Twitterスペースで、『女を書けない文豪(オトコ)たち』(イザベラ・ディオニシオ著)を読む会に参加していました。このnoteでは、その会に触発されたことを書いてみようと思います。
今回の範囲は、夏目漱石の『こころ』を扱った章でした。
『こころ』は、ご存知の通り先生と奥さんの静(しず)・私(わたくし)・Kを主な登場人物とする、漱石の代表作のひとつです。先生から私に宛てられた手紙の中で、静に心を寄せていたKは、先生と静が結婚することを原因として自死を選んでいたことが明かされました。しかし、その手紙を書いていた先生本人もまた、自死を選んでいたのでした。
よくある問題設定として、静が本当に好きだったのは、先生だったのかKだったのかということがあります。また、先生と私との間の同性愛的な感情について触れている立論もあるようです。
しかしぼくは、ここでこの小説を読む「仮説」として、漱石自身の分裂した自我の諸要素の、採用と不採用、あるいは抑圧という側面から「も」読めるのではないかと提案しておきたいと思います。
『こころ』の主要な登場人物は、ほぼ男性です。静とその母がかろうじて出てはくるものの、その心情についての描写は、「乏しい」と言ってしまってもいいかと思います。しかし、それはある意味「当然」だと言ってしまってもいい。
漱石が実際に生きていた社会は、ほぼ「男社会」だったと言えると思うのですが、その中で、男たちの視線のネットワークに晒され、がんじがらめになっていた漱石の心のそれぞれの部分は、先生・K・私として分配され、あるいは分裂していたのではないでしょうか。この「視線のネットワーク」は、作中にも先生やKの家族たちの視線として登場します。
その「分裂」に耐えかねた漱石は、まずKを「殺し」、次いで先生を「殺し」ます。つまり、自分の中のK的な部分と、先生的な部分とを「殺し」たのではないかという仮説、というよりは、「思いつき」です。
—以下、「追記」ですー
漱石は、Kと先生の「部分」は殺した代わりに、「私」を「引き受けた」のではなかったでしょうか。
—追記、ここまでー
言わば「男子校」のような社会の中で育ち、視線に晒されていた漱石は、その男社会の「息苦しさ」が、書きたかったことの一つだった可能性はないでしょうか。

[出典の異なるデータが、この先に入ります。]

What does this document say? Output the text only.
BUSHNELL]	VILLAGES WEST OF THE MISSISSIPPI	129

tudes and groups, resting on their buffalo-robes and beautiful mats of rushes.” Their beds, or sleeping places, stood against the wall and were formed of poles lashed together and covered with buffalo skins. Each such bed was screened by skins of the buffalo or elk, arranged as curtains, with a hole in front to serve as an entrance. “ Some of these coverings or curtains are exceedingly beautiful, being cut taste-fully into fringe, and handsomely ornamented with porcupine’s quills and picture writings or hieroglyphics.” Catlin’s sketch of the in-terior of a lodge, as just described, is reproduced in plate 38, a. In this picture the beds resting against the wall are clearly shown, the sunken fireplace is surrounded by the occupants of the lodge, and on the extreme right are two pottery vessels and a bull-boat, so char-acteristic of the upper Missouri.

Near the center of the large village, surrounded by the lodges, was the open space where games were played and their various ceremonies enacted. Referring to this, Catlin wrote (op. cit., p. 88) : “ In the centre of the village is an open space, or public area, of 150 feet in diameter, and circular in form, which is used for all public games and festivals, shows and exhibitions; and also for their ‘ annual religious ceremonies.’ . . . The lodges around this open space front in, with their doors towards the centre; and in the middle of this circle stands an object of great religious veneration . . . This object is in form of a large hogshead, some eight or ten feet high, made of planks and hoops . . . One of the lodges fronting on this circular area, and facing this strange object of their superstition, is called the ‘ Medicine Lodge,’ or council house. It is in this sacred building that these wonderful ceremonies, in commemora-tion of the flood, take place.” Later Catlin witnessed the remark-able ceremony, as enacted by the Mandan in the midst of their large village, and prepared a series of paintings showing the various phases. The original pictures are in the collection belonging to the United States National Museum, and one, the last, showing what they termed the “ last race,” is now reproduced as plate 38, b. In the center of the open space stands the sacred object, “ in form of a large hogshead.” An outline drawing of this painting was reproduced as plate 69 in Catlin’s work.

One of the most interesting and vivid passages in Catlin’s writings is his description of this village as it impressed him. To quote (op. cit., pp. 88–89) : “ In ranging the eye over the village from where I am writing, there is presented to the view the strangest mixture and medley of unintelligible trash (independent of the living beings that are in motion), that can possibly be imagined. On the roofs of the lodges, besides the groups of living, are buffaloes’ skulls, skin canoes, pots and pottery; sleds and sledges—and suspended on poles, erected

あと、男女の「出会い」が少なかったのではないかという発言があったので、それについて愚見を述べ、この小論を閉じるつもりです。つまり、明治以前の「共同体」的な世界にあっては、生まれ落ちた時には、おそらく配偶者は同じ共同体の中に、すでにあったのではないでしょうか。明治期に至り、大衆社会的な状況が発生して人々がアトム化、流動化して、いわば「むき出しの個人」の群れとして、個々人が個々人の責任において配偶者を選び取らねばならない状況が、おそらく「初めて」発生したのではないかというのが、ぼくのお粗末な考えです。
好き勝手なことを書き連ねてしまいましたが、ジャンクフードと思って読んでいただけたなら幸いです。最後までお読みいただき、ありがとうございました。それではまた!